Mart 2021'de Ankara, Mısır ile diplomatik temasların yeniden başladığını duyurdu. Türk makamları daha sonra Müslüman Kardeşler yanlısı üç kanaldan (Mekameleen, Vatan ve eş-Şark) ‘Mısır'a karşı kışkırtıcı programlarını durdurmalarını ya da Türkiye topraklarından yayınlarını kalıcı olarak durdurmalarını’ talep etti.

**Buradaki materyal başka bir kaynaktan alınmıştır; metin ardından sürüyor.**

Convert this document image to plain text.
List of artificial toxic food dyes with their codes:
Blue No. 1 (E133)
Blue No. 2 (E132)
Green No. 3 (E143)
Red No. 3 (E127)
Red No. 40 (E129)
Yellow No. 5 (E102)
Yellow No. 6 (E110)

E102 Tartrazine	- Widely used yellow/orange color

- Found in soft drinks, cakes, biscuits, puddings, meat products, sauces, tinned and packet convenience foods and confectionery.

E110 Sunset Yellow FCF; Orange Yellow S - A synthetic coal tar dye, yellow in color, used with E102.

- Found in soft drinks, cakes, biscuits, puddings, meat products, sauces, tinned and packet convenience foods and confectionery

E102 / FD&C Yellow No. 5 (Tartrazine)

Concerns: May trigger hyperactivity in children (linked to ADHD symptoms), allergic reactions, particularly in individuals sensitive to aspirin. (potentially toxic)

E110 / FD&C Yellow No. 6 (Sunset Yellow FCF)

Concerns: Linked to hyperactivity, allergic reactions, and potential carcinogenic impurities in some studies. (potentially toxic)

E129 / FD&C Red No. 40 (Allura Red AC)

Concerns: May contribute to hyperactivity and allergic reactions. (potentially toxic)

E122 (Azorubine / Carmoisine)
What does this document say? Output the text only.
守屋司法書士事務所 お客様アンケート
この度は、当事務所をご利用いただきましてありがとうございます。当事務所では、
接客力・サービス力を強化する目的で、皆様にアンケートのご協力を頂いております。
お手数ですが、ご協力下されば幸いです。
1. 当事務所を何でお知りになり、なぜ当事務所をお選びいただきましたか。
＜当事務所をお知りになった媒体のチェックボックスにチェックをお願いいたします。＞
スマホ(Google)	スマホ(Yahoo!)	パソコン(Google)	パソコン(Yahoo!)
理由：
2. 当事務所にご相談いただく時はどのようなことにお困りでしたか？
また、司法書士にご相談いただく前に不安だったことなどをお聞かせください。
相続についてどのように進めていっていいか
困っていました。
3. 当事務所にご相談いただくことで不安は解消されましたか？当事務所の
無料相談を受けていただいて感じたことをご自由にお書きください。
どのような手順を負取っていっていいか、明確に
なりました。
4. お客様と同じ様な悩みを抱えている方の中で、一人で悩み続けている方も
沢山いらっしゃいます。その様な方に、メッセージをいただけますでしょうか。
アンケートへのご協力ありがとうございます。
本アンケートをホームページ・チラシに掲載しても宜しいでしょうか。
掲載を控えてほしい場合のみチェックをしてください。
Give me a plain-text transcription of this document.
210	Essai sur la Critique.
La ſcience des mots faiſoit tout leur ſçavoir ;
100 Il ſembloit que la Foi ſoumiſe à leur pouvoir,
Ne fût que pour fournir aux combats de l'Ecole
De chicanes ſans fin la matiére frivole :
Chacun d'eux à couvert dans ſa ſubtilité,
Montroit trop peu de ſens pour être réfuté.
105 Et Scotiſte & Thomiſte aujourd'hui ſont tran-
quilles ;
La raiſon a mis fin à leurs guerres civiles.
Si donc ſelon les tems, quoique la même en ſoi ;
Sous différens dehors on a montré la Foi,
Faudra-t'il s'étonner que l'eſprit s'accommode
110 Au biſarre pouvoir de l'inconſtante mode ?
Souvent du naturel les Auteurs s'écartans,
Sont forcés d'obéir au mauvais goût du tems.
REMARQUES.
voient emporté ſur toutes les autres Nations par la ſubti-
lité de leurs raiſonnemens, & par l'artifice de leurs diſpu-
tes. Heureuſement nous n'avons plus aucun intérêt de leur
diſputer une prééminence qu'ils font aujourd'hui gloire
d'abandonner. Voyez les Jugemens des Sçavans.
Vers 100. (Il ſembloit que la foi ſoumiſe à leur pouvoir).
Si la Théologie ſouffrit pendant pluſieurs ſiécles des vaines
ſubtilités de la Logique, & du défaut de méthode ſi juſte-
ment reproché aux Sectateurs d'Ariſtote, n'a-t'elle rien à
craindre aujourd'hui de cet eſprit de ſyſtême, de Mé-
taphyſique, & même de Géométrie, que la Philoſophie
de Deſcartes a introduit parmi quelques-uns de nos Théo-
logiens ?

Mısır eski Dışişleri Bakan Yardımcısı ve Mısır Dış İlişkiler Konseyi üyesi Reha Ahmed Hasan, Mısır İçişleri Bakanlığı'nın Türkiye'ye yaptığı atfın ‘Ankara-Kahire ilişkilerini etkilemeyeceğini’ söyledi. Hasan Şarku’l Avsat'a verdiği demeçte, “Ankara, Kahire ile ilişkilerine önem veriyor ve şu anda komşu ülkelerle sıfır sorun politikası izliyor” dedi. Hasan, İçişleri Bakanlığı açıklamasında Hasm Hareketi’nin Türkiye'ye kaçan Müslüman Kardeşler unsurlarıyla bağlantısına atıfta bulunulmasını ‘örgüt unsurlarının 2013 yılında Türkiye'ye kaçtığı gerçeğini kabul ettiği ve Ankara'ya yönelik herhangi bir suçlama içermediği’ değerlendirmesinde bulundu.